With singing, parades, revelry and fun, the theme for Day of the Dead is less about mourning and more about cherishing life!

History of Day of the Dead

Native people groups have been honoring and celebrating their ancestors who went before them for thousands of years. Part of the culture of the ancient Aztecs, Mayans, and other tribes has included rituals and ceremonies that embrace the concept of death as simply a part of natural life.

It is likely from these cultures that the rich history and some of the traditions of the Day of the Dead is derived. Today, “Día de los Muertos” (in Spanish) or Day of the Dead, is traditionally celebrated in autumn, just two days after Halloween (or All Hallows Eve) and one day after All Saints’ Day (or Day of the Children). When the Catholic church rebranded the rituals of the indigenous peoples to become “All Souls Day”, various practices about death and the afterlife were combined to create new traditions for the Day of the Dead.

All Souls Day, which is celebrated at the same time as Day of the Dead, can trace its roots back to the year 993 in a Benedictine Catholic monastery in Cluny, France. This celebration and festival was meant for the monks and nuns to commemorate and pray for the “faithful departed”, eventually extending to the entire church in the early 20th century.

But, further back, some evidence suggests that in the 1500s, when Spanish explorers settled in the New World, specifically in Mexico, All Souls Day eventually developed into the Day of the Dead.
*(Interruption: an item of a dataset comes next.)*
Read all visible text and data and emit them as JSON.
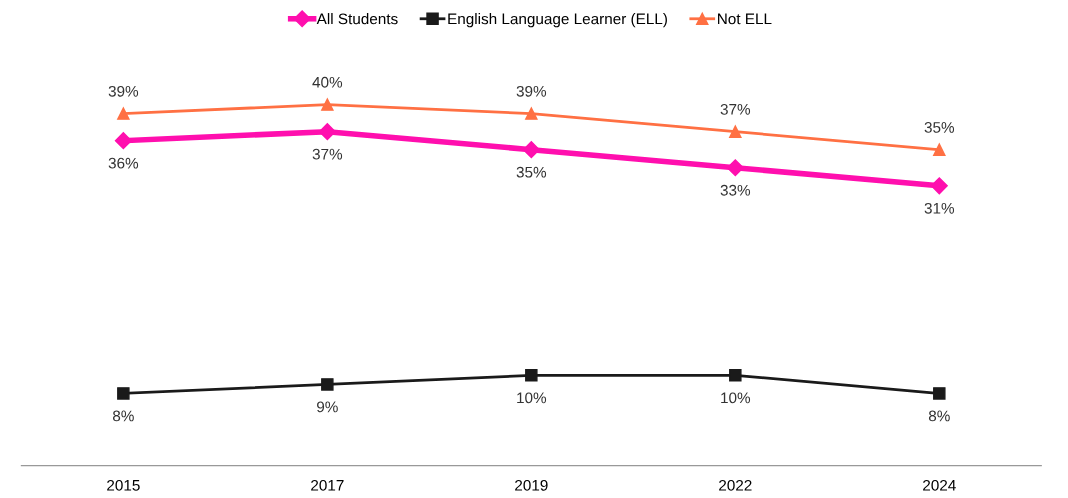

But instead of simply praying for those who have gone before, Día de los Muertos would become a time for families to gather to not only honor the deceased but to also welcome the spirits of their ancestors to join them for the festivities. 

The early 20th century saw a resurgence of the celebration of the Día de los Muertos in Latin American communities, particularly in Mexico as the president from 1934-1940, Lázaro Cárdenas, was a great encourager of the celebrations. Though technically on November 2, the Day of the Dead is often celebrated for the first two days just following Halloween, stretching it out through November 1 and 2. 
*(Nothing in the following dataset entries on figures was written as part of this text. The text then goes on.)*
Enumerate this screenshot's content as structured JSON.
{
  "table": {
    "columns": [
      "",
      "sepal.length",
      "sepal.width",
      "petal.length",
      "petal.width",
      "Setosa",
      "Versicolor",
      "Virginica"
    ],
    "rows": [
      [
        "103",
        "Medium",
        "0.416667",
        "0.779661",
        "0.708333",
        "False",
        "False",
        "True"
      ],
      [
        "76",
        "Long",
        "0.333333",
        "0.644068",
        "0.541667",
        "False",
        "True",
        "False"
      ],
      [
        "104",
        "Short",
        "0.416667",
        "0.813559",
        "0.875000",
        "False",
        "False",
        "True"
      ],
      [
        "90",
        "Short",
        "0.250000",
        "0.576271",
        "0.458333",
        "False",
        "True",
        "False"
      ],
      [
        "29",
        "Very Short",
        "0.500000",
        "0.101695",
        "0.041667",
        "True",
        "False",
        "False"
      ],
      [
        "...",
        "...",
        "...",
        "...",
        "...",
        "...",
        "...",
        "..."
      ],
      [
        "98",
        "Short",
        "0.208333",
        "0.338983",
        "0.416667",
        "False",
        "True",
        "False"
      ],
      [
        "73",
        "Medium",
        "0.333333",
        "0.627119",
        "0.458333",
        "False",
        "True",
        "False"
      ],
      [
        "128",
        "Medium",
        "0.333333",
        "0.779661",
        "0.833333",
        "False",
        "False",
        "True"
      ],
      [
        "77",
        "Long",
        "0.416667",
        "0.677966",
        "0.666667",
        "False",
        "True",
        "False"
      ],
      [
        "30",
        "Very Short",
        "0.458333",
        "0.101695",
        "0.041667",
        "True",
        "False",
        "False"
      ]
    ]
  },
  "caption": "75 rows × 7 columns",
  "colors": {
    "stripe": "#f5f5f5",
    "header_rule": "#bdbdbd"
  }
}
In 2008, the importance of the Day of the Dead was inscribed into the Representative List of the Intangible Cultural Heritage of Humanity, which was established by the United Nations Educational, Scientific, and Cultural Organization (UNESCO).

Day of the Dead Timeline

1000 BC

Aztecs celebrate life and death 

Along with the Mayans and the Toltec peoples, the Aztecs see death as a natural part of the world to be honored with festivities.[1]

Early 1500s 

Day of the Dead in Mexico 

This day of life and death is celebrated by Spanish Explorers in the New World.[2]

1930s

Mexican president encourages Day of the Dead celebrations 

In a push toward Mexican pride and nationalism, president Lázaro Cárdenas is a strong supporter of Dia de los Muertos.[3]

2003

Day of the Dead is proclaimed by UNESCO 

This UNESCO proclamation is accomplished through the Representative List of the Intangible Cultural Heritage of Humanity.[4]

How to Celebrate Day of the Dead

Looking for some ways to get involved with this celebration of life and death? Then the Day of the Dead offers a myriad of opportunities – most of which are actually spread out over two days! Check out some of these ideas to make plans for this unique tradition:

Attend Some Día de los Muertos festivities

Of course, one of the best ways to celebrate the Day of the Dead would be to get connected with others who are celebrating too! Some communities, especially those with a large Latin American influence, might put on various events and activities, such as community gatherings, parties or parades.

Those who are headed to certain places in Mexico, like Oaxaca, Janitzio, and Mexico City will certainly want to make plans in advance, and perhaps get help from a local guide, because the carnival atmosphere makes everything very busy!

Learn About Some Day of the Dead Traditions

Those who are interested in celebrating Day of the Dead but don’t have much experience may want to learn a bit more about the unique traditions of different families. It’s important to remember that experiences may differ from family to family or region to region, but here are some fun ones:

  • Sugar skulls have made their way into the tradition of the Day of the Dead, apparently brought into the story by Italian missionaries dating back to the 17th century. These skulls are pressed into molds and decorated with all sorts of intricate and colorful details and designs.

  • In some family traditions, the favorite meal of a loved one is placed on an altar in case the spirit comes back and is hungry for a meal – and of course this shouldn’t be eaten!

  • Mexican paper craft, called papel picado, meaning “pierced paper”, offers a fun opportunity to decorate and welcome the people (living or spirits from the afterlife) into the fun and festivities. The thin tissue paper art is often draped around altars, homes or in the streets, and it represents the wind as well as the fragility of life.

  • Calveras, literally meaning “skulls,” became a popular from of poetic literature in the 18-19th centuries, sometimes written as a short, sarcastic type of tombstone epitaph. This tradition persists and these calveras can often be found printed in newspapers or read at public events or on broadcasts.

Dress Up for Day of the Dead

Dressing up in costumes may not be obligatory, but it sure does add an extra element of fun and excitement! Adults and children alike are invited to dress up in traditional costumes that may include brightly colored skirts or pants and intricately embroidered tops, or elaborately decorated capes with flowers as a headdress.

Of course, the most important part of dressing up for the Day of the Dead celebrations is the skull face. Whether wearing an actual mask of a skull or just using face paint to decorate a skull, this is the key part that makes costumes for this day different from all the others. 

Day of the Dead FAQs

Who celebrates Day of the Dead?

Day of the Dead is a holiday that originated in Mexico but has since spread all over Latin America.[1]

What is the Day of the Dead?

The Day of the Dead is a time when families celebrate the lives of their dead ancestors.[2]

What are Day of the Dead traditions?

Traditions for this holiday include family gatherings with flowers, food, painted masks, prayers and stories of those who have died.[3]

What are Day of the Dead masks used for?

Painted masks and costumes are used to scare away the dead at the end of the celebrations.[4]